To add insult to injury, the ASC in its press release celebrating this "big win" says:

Floreani presented himself as knowledgeable and sophisticated in finance and investment, demonstrating familiarity and competence with the relevant terminology, but in reality, he did not have any formal education in finance or investing.

This is an idiotic statement to make on many levels. Are people without "formal education" supposed to appear incompetent, so that they don't deceive others? There is no royal road to investment prowess, Twitter has done more for me than a finance degree or the CFA. Ironically, James has a degree in journalism, just like Amber! The Globe, of course, breathlessly reported the sanction and repeated the line about his lack of "formal education". In the Amber piece, does the Globe point at her lack of "formal education" in finance or investing? I think she might have done the Canadian Securities Course.

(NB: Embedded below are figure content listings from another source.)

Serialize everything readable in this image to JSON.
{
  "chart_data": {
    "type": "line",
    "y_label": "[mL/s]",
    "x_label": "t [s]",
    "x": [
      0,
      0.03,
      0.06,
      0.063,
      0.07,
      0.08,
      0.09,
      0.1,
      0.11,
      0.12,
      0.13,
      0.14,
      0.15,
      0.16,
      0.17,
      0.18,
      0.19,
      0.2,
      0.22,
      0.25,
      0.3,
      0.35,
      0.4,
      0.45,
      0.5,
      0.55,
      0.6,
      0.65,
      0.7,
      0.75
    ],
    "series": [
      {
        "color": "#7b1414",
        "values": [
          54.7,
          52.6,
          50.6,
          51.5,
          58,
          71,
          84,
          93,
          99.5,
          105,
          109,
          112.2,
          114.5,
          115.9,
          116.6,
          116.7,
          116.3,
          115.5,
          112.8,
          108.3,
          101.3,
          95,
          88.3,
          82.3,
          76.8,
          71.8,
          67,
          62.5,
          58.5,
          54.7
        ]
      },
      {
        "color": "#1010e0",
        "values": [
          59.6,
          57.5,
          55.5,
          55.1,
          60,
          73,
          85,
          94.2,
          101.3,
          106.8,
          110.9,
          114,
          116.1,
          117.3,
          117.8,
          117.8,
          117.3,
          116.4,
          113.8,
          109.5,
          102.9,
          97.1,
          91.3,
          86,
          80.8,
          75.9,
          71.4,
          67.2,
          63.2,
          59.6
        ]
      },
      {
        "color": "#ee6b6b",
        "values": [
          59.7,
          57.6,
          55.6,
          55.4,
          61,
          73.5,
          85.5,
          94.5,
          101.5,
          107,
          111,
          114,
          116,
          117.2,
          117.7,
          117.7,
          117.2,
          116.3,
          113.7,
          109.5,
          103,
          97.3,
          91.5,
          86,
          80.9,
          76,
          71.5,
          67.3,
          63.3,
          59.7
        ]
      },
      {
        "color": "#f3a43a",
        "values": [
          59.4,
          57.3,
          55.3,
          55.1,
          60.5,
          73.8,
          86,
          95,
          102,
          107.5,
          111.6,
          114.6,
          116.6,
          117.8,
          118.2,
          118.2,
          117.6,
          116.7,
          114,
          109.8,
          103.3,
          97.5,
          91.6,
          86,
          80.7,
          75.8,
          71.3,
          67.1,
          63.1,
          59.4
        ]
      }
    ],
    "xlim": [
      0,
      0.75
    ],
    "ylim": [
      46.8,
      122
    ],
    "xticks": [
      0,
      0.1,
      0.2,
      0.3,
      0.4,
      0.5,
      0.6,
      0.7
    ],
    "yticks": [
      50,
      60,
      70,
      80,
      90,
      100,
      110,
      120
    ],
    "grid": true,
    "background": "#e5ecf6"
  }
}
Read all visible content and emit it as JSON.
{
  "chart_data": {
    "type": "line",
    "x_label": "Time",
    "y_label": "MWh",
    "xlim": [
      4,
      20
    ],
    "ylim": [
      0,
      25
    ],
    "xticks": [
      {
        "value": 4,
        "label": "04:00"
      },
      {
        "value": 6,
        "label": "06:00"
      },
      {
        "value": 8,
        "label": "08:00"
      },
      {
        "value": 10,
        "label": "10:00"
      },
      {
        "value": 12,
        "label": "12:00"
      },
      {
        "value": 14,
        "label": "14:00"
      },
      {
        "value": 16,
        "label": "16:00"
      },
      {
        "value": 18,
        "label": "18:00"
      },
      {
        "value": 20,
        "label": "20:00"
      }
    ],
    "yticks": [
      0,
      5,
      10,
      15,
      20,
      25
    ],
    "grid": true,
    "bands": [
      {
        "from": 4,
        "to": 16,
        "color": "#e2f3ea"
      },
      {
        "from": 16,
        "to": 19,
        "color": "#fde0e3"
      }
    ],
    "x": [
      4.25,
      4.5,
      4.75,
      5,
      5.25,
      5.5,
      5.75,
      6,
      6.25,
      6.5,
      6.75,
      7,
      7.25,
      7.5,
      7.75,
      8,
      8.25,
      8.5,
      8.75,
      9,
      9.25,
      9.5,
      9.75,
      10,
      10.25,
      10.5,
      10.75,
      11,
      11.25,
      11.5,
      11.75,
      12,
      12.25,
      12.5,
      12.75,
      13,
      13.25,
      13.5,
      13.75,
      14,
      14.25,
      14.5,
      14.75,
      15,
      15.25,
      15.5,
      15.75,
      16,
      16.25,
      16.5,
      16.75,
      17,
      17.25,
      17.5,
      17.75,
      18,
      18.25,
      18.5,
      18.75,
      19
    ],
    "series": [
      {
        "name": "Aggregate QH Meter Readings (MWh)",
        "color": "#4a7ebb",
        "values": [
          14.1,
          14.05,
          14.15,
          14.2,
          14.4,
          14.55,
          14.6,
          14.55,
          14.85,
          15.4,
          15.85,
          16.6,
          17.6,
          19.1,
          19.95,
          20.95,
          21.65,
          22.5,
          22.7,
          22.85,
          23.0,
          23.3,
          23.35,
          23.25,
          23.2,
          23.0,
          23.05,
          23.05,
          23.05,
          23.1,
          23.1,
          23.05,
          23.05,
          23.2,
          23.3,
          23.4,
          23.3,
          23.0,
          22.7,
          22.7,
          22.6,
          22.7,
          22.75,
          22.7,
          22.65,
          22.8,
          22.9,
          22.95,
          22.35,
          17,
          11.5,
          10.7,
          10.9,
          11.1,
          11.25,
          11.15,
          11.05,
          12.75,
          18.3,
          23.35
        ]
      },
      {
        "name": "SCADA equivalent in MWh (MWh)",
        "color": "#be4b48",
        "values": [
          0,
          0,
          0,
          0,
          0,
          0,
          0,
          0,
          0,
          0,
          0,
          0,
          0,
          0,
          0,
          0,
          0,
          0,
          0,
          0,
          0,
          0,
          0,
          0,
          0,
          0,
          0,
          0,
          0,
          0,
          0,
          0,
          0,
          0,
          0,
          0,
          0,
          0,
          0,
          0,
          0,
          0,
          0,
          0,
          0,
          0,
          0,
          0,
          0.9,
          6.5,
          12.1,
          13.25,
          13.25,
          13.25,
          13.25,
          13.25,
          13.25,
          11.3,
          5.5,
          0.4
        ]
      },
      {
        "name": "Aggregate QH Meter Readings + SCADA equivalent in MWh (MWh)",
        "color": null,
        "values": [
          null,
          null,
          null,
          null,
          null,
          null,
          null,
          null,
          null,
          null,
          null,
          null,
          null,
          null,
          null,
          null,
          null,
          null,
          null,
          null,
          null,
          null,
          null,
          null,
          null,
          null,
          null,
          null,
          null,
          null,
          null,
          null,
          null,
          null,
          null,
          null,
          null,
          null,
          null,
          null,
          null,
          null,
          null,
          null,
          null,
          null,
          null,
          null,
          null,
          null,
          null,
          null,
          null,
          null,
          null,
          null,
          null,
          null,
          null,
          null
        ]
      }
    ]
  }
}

One reason the regulator could make an absurd statement like that is because they are overrun by lawyers, rather than people with experience in the markets. Further, his educational proficiency is not a relevant consideration for the regulator. Legally, he only had disclosure obligations. Why do they use the power of the state to disparage an individual over an irrelevant consideration? This betrays the bias these people have. They bully small players, while they protect sophisticated scam artists who play by their ineffective rules, know how to talk and dress and retain the right lawyers. James used a "generalist" commercial lawyer to defend himself - not a serious securities lawyer. Most of the case was based on his own admissions. He was defenceless.

As for Amber, I first emailed her questions about disclosures on January 2nd and then sent her the finfluencer guidance and section 34 of the Ontario Securities Act. On January 15th, I sent her a draft of this post. She replied that she would review with her lawyers and get back to me. She never did, but on Monday the 18th, she tweeted this "policy update", in addition to changing her pledge. I consider these to be tacit admissions of disclosure deficiencies. I'll let you scrutinize all that with an eye for polemics. I can't afford to antagonize her too much, because now that I have studied her operation in greater detail, I fully expect Amber to be an even bigger media powerhouse. She has considerable momentum, old media is asleep at the switch. I look forward to being invited on her show in due course.